Bali.pikiran-rakyat.com - Kejaksaan Agung Republik Indonesia (Kejagung) menyita uang tunai sebesar Rp 2 miliar dari tangan Hakim Djuyamto, yang saat ini berstatus sebagai tersangka dalam kasus dugaan suap vonis lepas perkara ekspor Crude Palm Oil (CPO).
Djuyamto adalah Presiden Hakim di pengadilan kasus persetujuan ekspor CPO yang mencakup tiga perusahaan besar: Wilmar Group, Permata Hijau Group, dan Musim Mas Group.
Casus ini mendapat perhatian besar dari masyarakat akibat vonis tak bersalah untuk para terdakwa, meskipun mereka awalnya dijerat dengan denda mencapai Rp 17 triliun.
Harli Siregar, Kapuspenkum Kejaksaan Agung, mengatakan bahwasanya dana tersebut telah dikirimkan dengan suka rela oleh pengacara yang mewakili Djuyamto ke pihak penegak hukum di dalam kompleks Gedung Bundar, Kejagungan, Jakarta.
"Kuasa hukum tersangka DJU menyerahkan dana sebesar Rp 2 miliar," demikian kata Harli berdasarkan pernyataan tertulis yang dirilis pada hari Kamis (12/6).

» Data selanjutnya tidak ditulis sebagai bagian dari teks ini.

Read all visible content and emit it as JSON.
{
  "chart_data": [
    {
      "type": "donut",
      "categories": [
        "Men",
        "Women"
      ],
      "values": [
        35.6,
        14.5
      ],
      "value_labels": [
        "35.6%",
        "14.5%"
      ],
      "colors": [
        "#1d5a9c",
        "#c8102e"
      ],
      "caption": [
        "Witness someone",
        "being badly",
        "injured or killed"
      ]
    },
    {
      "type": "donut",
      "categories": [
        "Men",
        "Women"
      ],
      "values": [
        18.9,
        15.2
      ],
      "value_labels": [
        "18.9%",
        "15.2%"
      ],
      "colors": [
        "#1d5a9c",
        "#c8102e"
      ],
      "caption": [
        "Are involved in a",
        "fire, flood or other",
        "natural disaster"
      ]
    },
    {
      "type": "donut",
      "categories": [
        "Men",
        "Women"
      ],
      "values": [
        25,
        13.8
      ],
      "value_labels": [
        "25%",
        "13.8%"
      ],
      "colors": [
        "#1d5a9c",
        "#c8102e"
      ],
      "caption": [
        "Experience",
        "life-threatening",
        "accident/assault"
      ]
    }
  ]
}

Harli pun menginginkan agar jalannya persidangan bisa dipercepat berkat keberadaan bukti baru itu.
Pada penyelesaian perkara ini, Kejaksaan Agung sudah mengidentifikasi delapan orang sebagai tersangka. Di antaranya ada dua pegiat hukum yaitu Ariyanto Bakri dan Marcella Santoso yang berasal dari pihak memberikan suap; sementara itu, perwakilan hukum dari Wilmar Group dihadirkan dalam bentuk Muhammad Syafei.
Selain Djuyamto yang merupakan salah satu pemberi suap, terdapat juga beberapa individu lain di sisi penerima suap. Ini meliputi Muhammad Arif Nuryanta, sebelumnya menjabat sebagai Wakil Ketua Pengadilan Negeri Jakarta Pusat; Wahyu Gunawan, bekas Panitera Muda PN Jakpus; serta Agam Syarif dan Ali Muhtarom, keduanya adalah hakim dalam tim kasus CPO.
Muhammad Arif dituduh sebagai pelaku utama dalam pengaturan susunan anggota pengadilan serta menerima suap senilai Rp 60 miliar dari sebuah korporasi dengan bantuan Wahyu Gunawan.
Uang tersebut kemudian dibagi menjadi dua tahap. Sebesar Rp 4,5 miliar untuk "uang baca berkas"; dan Rp 18 miliar sebagai "uang vonis lepas". Djuyamto disebut-sebut menerima bagian sebesar Ep 6 miliar dari total suap tersebut.
Sebagai pengingat, dalam keputusan mereka, majelis hakim memastikan bahwa tindakan dari ketiga badan usaha itu telah dibuktikan, namun mereka menentukan bahwa tak ada elemen pelanggaran hukum korupsi.
Sebagai akibatnya, ketiganya diberikan pembebasan total dari semua tuduhan serta tidak ada kewajiban untuk membayar ganti rugi sebesar 17 triliun rupiah.